Sunak will meet President Joe Biden on Thursday for a White House summit, pledging unstinting support for Ukraine after Russia was accused of blowing up a major dam to thwart an apparent counter-offensive.

Any intentional attack on the Kakhovka dam would represent “the largest attack on civilian infrastructure in Ukraine since the start of the war, and just would demonstrate the new lows that we would have seen from Russian aggression,” Sunak told reporters aboard his plane from London.

But while the United States and Britain are inching closer on giving Ukraine air support, and on a robust approach to China, Sunak faces a harder sell with Biden about the UK’s post-Brexit relevance elsewhere.

The need for a coordinated response on AI was underlined by Downing Street task force advisor Matt Clifford, who warned the chances of the fast-learning systems wiping out humanity within two years were “not zero.”

Interviewed on TalkTV, he said the world needed “to regulate them on a global scale, because it’s not enough I think to regulate them nationally.”

Sunak wants a future global AI regulator to be based in London, according to sources, arguing Britain has the requisite expertise and size of tech sector.

But it is pushing uphill as the United States talks directly to the European Union about AI regulation, to build on a pledge by G7 leaders including Sunak in Japan last month.

And Sunak, who meets US business leaders before Thursday’s summit, has given up on securing a post-Brexit trade deal with the Biden administration any time soon.

‘Battlefield advantage’

En route to Washington, the prime minister announced cumulative US investment of more than £14 billion ($17 billion) into Britain – although some of that has already been deployed.

Underlining the US-UK military alliance at the heart of NATO, Sunak said their economic relationship should also be deployed to defend Western democracy.

“By combining our vast economic resources and expertise, we will grow our economies, create jobs and keep our people safe long into the future,” said the prime minister, a wealthy former banker who studied in the United States and retains a property in California.

“Just as interoperability between our militaries has given us a battlefield advantage over our adversaries, greater economic interoperability will give us a crucial edge in the decades ahead.”

Sunak is pushing for US relief to UK carmakers, via greater access to critical minerals used in electric batteries, after Biden’s Inflation Reduction Act offered vast subsidies to US companies.

On the NATO front, Sunak has been talking up Defence Secretary Ben Wallace as the Western alliance seeks a new secretary-general at a summit in Lithuania next month.

“I have absolutely zero doubt that the war in Ukraine will be a prime issue of discussion” in Thursday’s summit, US National Security Council spokesman John Kirby said.

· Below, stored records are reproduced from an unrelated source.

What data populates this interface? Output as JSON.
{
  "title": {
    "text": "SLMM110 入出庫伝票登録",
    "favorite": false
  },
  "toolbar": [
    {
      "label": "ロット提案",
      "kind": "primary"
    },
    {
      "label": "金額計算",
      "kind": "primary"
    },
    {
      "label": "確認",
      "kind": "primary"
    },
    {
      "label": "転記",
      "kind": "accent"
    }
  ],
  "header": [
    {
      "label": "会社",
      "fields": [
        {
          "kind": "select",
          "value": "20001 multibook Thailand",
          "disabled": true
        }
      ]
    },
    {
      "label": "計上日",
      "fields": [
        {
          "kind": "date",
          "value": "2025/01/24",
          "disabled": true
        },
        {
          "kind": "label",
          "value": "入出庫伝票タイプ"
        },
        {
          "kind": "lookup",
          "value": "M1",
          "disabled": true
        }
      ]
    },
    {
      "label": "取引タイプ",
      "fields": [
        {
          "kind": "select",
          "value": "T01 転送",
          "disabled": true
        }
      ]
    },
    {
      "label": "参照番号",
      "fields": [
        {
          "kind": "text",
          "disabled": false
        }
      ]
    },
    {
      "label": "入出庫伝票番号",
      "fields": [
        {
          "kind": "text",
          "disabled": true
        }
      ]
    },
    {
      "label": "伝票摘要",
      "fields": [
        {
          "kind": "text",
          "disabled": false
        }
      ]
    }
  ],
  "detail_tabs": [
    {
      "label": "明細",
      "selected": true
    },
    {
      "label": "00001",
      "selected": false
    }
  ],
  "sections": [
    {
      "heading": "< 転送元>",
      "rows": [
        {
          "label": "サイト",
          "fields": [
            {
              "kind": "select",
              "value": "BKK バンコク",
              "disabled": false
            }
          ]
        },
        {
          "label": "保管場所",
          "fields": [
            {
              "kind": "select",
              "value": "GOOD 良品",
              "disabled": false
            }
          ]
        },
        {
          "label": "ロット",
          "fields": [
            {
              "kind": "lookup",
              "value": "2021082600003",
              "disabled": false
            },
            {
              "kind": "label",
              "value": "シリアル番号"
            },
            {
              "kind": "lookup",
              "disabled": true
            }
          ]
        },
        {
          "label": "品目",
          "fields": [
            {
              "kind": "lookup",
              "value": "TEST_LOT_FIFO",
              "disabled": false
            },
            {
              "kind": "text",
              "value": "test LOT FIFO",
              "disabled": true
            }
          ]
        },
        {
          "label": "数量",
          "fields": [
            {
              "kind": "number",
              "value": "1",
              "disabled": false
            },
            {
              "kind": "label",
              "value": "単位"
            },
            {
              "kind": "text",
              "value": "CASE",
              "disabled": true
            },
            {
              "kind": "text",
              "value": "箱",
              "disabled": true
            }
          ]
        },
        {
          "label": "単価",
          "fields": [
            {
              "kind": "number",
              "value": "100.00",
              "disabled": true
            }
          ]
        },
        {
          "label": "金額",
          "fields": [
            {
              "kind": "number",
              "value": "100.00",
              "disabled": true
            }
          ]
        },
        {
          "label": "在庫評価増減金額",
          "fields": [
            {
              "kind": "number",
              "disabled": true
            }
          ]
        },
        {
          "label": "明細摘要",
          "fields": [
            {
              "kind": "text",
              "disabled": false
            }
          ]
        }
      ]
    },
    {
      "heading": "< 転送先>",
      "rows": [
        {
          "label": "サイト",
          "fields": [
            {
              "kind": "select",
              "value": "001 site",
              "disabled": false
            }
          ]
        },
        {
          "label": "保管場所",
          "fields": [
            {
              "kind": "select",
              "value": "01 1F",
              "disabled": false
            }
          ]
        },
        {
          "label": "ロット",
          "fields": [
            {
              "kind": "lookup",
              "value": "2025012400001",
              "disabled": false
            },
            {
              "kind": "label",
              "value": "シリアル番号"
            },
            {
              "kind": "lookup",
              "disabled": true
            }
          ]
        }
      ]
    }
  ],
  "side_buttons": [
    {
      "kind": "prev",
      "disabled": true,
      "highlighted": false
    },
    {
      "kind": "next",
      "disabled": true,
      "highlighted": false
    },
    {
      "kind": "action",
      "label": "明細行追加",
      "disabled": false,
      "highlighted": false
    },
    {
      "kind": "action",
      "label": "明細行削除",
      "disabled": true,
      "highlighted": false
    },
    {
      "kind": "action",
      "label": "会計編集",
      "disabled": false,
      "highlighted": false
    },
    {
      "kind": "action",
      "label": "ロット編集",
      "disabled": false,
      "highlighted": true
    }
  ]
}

“And the Brits have been right there – literally at the fore in terms of helping Ukraine,” he added.

“I have no doubt that they’ll talk about ways in which we can work together going forward.”

No home run

On Wednesday, Sunak will lay a wreath at Arlington National Cemetery outside Washington before heading to Capitol Hill for talks with leaders in Congress.

He will then watch the Washington Nationals play the Arizona Diamondbacks for the second annual “UK-US Friendship Day”, marking 238 years of diplomatic relations.

But Sunak, a keen cricketer, has ducked the opportunity to throw the ceremonial first pitch at the baseball game – sparing his blushes if the throw goes astray in front of tens of thousands.

After transatlantic disputes over trade and Northern Ireland, Sunak hopes to score better with Biden than his controversial predecessors Boris Johnson and Liz Truss.

“The relationship is very strong on the fundamentals: defense, security, developing policy on China,” commented Leslie Vinjamuri, director of the US and Americas Programme at the Chatham House think tank in London.

But on specifics such as AI and trade, Biden is unlikely to give much away heading into a crunch election year, she told AFP.